La grande majorité des micro-organismes du microbiote sont des bactéries bénéfiques et «amicales» qui offrent des avantages pour la santé, comme l'amélioration de l'immunité. D'autres influencent les niveaux de neurotransmetteurs, y compris la sérotonine dans l'intestin.
Mais les scientifiques savent peu comment la sérotonine affecte les bactéries intestinales pathogènes.
Pour en savoir plus, les chercheurs ont cultivé des E. coli pathogènes dans des boîtes de Pétri en laboratoire et les ont exposés à la sérotonine.

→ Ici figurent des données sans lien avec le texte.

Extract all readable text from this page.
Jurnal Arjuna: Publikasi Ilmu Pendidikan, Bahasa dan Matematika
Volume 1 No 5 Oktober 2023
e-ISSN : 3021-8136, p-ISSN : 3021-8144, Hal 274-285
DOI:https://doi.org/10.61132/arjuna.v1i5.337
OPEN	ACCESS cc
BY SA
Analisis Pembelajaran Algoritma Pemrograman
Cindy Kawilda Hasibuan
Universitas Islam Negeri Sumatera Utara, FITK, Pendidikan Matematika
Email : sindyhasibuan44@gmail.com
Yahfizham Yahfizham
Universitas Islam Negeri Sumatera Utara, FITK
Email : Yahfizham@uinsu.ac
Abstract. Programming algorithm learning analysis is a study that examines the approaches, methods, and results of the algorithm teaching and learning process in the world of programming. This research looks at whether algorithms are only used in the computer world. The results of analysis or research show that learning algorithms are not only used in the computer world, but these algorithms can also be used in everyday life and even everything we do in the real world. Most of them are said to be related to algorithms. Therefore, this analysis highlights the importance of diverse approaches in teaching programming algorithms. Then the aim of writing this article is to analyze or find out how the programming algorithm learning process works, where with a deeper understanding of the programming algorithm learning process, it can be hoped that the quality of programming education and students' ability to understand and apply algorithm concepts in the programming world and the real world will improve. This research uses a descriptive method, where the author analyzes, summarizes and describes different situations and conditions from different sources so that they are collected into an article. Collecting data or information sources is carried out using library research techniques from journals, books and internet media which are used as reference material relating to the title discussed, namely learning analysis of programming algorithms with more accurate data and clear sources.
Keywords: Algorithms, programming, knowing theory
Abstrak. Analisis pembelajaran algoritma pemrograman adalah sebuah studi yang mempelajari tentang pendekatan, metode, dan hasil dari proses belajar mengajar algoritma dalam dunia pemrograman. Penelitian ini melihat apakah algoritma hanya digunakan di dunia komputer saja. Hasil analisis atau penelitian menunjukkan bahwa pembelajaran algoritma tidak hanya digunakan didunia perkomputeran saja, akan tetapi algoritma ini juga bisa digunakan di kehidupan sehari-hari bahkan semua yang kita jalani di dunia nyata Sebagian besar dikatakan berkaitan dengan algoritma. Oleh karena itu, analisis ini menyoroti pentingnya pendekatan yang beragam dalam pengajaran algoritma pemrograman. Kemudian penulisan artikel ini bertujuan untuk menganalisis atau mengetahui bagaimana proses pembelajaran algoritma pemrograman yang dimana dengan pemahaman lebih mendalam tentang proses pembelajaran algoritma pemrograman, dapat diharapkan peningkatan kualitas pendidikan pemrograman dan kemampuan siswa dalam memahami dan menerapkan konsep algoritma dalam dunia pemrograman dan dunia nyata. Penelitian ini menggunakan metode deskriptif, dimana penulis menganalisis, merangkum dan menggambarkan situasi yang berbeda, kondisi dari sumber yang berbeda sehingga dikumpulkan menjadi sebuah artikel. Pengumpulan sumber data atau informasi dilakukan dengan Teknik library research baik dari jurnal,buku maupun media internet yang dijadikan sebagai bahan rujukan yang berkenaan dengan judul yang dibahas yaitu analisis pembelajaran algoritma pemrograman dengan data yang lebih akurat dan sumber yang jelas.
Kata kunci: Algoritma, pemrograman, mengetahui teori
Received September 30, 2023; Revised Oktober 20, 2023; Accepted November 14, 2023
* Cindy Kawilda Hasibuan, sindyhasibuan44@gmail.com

Ils ont découvert que le neurotransmetteur inhibait l'expression de certains gènes dans les bactéries, réduisant leur capacité à provoquer des infections.
D'autres expériences ont montré que E. coli exposé à la sérotonine était moins capable d'endommager les cellules humaines en croissance en laboratoire.
L'étape suivante consistait à étudier comment la sérotonine affecte la virulence des bactéries chez un hôte vivant.
Pour ce faire, les scientifiques ont génétiquement modifié des souris pour produire trop de sérotonine dans leur intestin et les ont comparées à des souris qu'elles n'avaient pas génétiquement modifiées. Ils ont ensuite infecté les deux types de souris avec la bactérie Citrobacter rodentium ( C. rodentium ), qui est l'équivalent d' E. Coli chez la souris.
Les résultats ont indiqué que les bactéries étaient moins susceptibles de coloniser les souris qui produisaient trop de sérotonine ou provoquaient des infections plus bénignes. En revanche, les souris que les scientifiques n'ont pas produites beaucoup de sérotonine étaient plus sujettes aux infections graves, et beaucoup sont mortes.
Lorsque les chercheurs ont dosé des souris saines avec de la fluoxétine pour augmenter leur taux de sérotonine, cela semblait les protéger contre les infections à C. rodentium .
Une dernière série d'expériences a identifié que la sérotonine se lie à un récepteur protéique appelé CpxA dans E. coli et C. rodentium .
Lorsque la sérotonine se lie à la CpxA, elle agit comme un interrupteur, désactivant l'expression des gènes de virulence dans les bactéries.
Dans leur article, les chercheurs notent que de nombreuses espèces de bactéries intestinales, dont les agents pathogènes Salmonella , Yersinia enterocolytica ,et Shigella disenteria , ont également des récepteurs CpxA. La sérotonine peut donc aussi les apprivoiser.
Sperandio et ses collègues prévoient d'étudier comment les médecins pourraient potentiellement utiliser d'autres médicaments qui modifient les niveaux de sérotonine comme nouveaux traitements pour les infections bactériennes intestinales.
Le travail des chercheurs ajoute à la preuve que les bactéries jouent un rôle pivot dans l' axe intestin-cerveau - la communication bidirectionnelle entre le cerveau et le système digestif - et la façon dont elle influence notre santé physique et mentale.
CpxA est également le récepteur d'une molécule appelée indole que les bactéries utilisent pour s'envoyer des messages.
L'indole et la sérotonine sont structurellement similaires. Certaines recherches suggèrent que l'indole produit par les bactéries intestinales peut s'accumuler dans le cerveau, affectant l'humeur et le comportement. Dans leur article, les auteurs écrivent:
"Surtout, le fait que les bactéries ont des récepteurs aux neurotransmetteurs ouvre un large éventail de possibilités sur la façon dont l'axe intestin-cerveau fonctionne comme une rue à double sens entre les microbes et leurs hôtes mammifères."